Signed-rank test for paired samples attributes? (2)
- Takes pairs of values, calculates the differences between them & converts the differences to pluses & minuses.
- Eliminates the effect of outliers.
Signed-rank test for paired samples steps? (4)
(i) Compute differences between pairs.
(ii) Drop zeros (reduce n).
(iii) Order the absolute differences from small to large.
(iv) Sum the ranks for the positive differences (S).
Calculations for the p-value using the normal approximation of the Signed-rank test for paired samples? (3)
- mean (S) = [n(n+1)] / 4
- SD (S) = √ [n(n+1)(2n+1)] / 24
- z = [S - mean (S)] / SD (S)
- Use z distribution to get p-values.
Eg of Signed-rank test for paired samples?
Schizophrenia example.
Schizophrenia example? (10)
(i) Compute the difference between each pair (column “Diff”).
(ii) Drop zeros from the list (no zeros in this example).
(iii) Order the absolute differences from smallest to largest and assign them their ranks
1. . . n (or average rank for ties) (column “Rank.diff”).
(iv) The signed-rank statistic (S) is the sum of the ranks from the pairs for which the difference is positive.
S = 1.0 + … + 8.0 + 9.5 + 11.0 + … + 15.0 = 110.5.
(v) mean (S) = [15(15 - 1)] / 4 = 60.
(vi) SD (S) = √ [15(15+1)(2(15)+1)] / 24 = 17.61.
(vii) z = [110.5 - 60] / 17.61 = 2.87.
(viii) 1-sided p from z distribution: p = 0.002.
(ix) Conclusion: Convincing evidence …
(x) Scope of inference.
NB for Signed-rank test for paired samples? (2)
- The less ties we have, the less informative the analysis.
- Don’t take the negative (-) into account when ranking the differences.
Practical/Biological significance VS Statistical significance? (5)
- As n increases, t-ratio increases & p-value decreases.

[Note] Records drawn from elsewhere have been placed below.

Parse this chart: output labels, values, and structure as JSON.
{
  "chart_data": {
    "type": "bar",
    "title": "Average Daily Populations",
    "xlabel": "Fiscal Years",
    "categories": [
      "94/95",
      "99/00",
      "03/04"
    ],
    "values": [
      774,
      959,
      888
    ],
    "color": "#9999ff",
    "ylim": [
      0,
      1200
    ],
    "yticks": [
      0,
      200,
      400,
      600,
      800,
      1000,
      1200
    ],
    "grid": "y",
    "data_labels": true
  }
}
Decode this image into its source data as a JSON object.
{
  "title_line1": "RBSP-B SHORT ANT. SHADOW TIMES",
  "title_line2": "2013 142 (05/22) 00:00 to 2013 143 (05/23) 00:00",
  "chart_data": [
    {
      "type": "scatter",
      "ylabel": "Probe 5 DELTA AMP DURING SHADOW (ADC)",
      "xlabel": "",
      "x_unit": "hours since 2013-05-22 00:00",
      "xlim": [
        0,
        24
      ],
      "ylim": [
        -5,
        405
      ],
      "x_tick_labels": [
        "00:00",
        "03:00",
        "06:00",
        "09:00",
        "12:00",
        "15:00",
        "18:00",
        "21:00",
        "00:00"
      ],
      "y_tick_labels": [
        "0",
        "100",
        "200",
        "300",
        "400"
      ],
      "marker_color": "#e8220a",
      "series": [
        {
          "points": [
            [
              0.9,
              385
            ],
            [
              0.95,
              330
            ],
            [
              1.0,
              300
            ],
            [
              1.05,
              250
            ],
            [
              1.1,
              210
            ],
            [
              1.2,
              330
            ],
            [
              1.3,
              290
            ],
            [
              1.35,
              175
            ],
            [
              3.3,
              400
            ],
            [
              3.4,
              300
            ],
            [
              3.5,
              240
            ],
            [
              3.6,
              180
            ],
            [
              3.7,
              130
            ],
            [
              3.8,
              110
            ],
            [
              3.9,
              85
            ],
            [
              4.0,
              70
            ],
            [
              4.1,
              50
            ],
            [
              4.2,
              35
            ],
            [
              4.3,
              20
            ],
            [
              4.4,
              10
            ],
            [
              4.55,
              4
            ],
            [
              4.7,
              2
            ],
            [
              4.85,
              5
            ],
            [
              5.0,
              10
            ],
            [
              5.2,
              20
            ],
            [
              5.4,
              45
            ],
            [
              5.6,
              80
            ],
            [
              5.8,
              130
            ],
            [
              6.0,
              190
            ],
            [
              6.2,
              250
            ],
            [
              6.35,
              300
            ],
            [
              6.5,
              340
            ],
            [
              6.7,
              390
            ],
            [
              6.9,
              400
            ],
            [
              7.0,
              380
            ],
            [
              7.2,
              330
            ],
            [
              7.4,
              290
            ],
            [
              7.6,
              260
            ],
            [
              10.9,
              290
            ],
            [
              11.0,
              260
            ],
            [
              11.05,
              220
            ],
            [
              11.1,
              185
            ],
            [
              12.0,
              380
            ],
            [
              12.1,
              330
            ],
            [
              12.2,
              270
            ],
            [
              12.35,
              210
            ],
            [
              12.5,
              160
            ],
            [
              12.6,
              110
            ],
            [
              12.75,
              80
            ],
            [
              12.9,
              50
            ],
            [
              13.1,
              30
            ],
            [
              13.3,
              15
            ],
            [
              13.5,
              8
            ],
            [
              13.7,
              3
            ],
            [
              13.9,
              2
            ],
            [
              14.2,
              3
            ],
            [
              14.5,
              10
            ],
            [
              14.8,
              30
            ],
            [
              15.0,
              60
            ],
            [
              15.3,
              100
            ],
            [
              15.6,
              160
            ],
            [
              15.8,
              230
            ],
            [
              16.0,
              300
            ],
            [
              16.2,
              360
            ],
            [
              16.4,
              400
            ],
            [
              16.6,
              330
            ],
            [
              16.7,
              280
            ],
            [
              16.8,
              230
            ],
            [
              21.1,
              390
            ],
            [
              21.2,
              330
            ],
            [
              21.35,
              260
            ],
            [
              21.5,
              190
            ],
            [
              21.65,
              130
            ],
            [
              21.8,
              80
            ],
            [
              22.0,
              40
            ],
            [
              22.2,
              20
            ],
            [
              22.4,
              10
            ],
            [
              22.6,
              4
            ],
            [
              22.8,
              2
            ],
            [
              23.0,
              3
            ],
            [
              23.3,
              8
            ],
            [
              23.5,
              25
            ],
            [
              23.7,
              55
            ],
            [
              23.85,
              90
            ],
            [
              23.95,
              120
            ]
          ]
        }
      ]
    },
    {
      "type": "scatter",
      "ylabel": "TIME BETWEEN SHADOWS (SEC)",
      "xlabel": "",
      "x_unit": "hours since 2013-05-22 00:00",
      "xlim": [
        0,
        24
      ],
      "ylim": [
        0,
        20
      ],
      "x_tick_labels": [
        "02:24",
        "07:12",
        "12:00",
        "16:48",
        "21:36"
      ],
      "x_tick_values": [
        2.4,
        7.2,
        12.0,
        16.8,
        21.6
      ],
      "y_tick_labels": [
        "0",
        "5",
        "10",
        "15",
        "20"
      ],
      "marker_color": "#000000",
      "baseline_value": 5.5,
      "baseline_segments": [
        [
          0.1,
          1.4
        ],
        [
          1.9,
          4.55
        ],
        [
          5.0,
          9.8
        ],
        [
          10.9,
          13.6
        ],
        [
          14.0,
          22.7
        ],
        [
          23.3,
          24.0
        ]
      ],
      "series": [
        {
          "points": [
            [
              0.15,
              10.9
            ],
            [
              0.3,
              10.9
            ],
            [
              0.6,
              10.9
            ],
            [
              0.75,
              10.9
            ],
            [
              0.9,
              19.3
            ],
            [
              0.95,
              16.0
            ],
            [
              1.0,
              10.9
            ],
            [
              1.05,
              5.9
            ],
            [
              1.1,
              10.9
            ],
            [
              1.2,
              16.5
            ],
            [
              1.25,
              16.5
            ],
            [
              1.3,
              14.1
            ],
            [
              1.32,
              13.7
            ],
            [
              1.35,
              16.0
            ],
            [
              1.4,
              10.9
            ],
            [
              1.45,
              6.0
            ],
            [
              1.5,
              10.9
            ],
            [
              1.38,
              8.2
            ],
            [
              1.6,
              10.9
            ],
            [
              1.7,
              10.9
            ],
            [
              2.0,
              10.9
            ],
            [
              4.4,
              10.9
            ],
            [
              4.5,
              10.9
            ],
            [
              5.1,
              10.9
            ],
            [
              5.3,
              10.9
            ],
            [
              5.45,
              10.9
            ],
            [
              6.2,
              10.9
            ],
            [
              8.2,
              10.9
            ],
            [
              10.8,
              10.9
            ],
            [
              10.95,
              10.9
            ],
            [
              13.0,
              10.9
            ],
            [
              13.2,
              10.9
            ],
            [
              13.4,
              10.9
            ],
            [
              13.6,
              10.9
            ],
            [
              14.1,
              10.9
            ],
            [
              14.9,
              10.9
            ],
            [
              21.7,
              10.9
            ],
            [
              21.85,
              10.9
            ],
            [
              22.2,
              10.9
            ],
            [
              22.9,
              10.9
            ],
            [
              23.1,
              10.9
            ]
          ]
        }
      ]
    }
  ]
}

- No matter how small or large an estimated value is, a very large sample will produce a p-value suggesting “strong evidence”.
- In observational studies ask: “What is an important effect/difference to detect?” & “Have we detected that effect?”.
- We can’t answer these questions with p-values & tests of statistical hypotheses.
- Instead we use estimates & 95% CIs.